Pour faire l’ascension du Mont Denali en Alaska (6190 m), le sommet le plus élevé de l’Amérique du Nord, des compétences avancées en alpinisme sont exigées ainsi qu’une expérience en camping d'hiver sauvage.

Seulement sept compagnies de guides de montagne sont autorisées à diriger des expéditions au sommet et les alpinistes en solo doivent démontrer leurs compétences pour obtenir un permis. Ce contrôle strict a pour effet de minimiser le risque pour les grimpeurs ainsi que l’impact sur l’environnement, menant à une gestion durable des expéditions sans accident – un objectif qui a été atteint en 2018.

D’autres pays ont des exigences beaucoup plus souples. Selon ce que le New York Times a rapporté, pour obtenir un permis en vue de l’ascension de l’Everest, le gouvernement népalais ne demande qu’un passeport, une courte biographie et un certificat de bonne santé.

Avant d’obtenir un permis pour grimper le Mont Denali en Alaska, il faut remplir des conditions strictes en terme d’expérience. Denali National Park

Gravir une montagne, c’est exigeant, tant au niveau physique qu’au niveau mental. Le grimpeur doit avoir une bonne éthique – accepter de prendre la responsabilité de ses gestes, respecter les traditions locales d’ascension, prendre soin de ne pas polluer l’environnement et ainsi de suite – être muni d’un bon équipement, en plus d’avoir une réelle expérience de l’alpinisme.

D’après nous, un minimum de normes de compétences en haute altitude devraient être requises en vue de l’émission des permis. Mais l’alpinisme est une industrie lucrative et rapporte beaucoup d’argent à des économies souvent défavorisées.

Au fil des ans, les enjeux de sécurité et de surpopulation en montagne sont devenus un grave problème.

Les touristes qui s’improvisent alpinistes n’ont pas ce qu’il faut pour atteindre les sommets difficiles. L’imprudente arrogance peut conduire à la tragédie, comme on l’a vu cette année sur l’Everest. La communauté mondiale des alpinistes doit se mobiliser pour réclamer l’instauration de critères précis quant aux compétences et à l’expérience exigées en vue de l’obtention d’un permis pour des expéditions en haute montagne.

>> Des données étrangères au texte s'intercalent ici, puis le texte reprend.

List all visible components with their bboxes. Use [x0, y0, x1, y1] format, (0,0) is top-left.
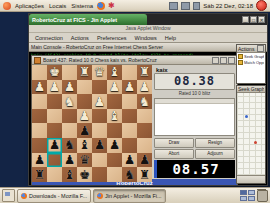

Le simple fait d’en avoir les moyens financiers ne devrait pas suffire.

Mais comment y parvenir ? À qui revient le rôle de gérer l’alpinisme de façon sécuritaire, responsable et durable?

Si on n’aborde pas cet enjeu, d’autres tragédies qui auraient pu être évitées, mais qui sont dues à la commercialisation de l’alpinisme, vont continuer d’horrifier le monde.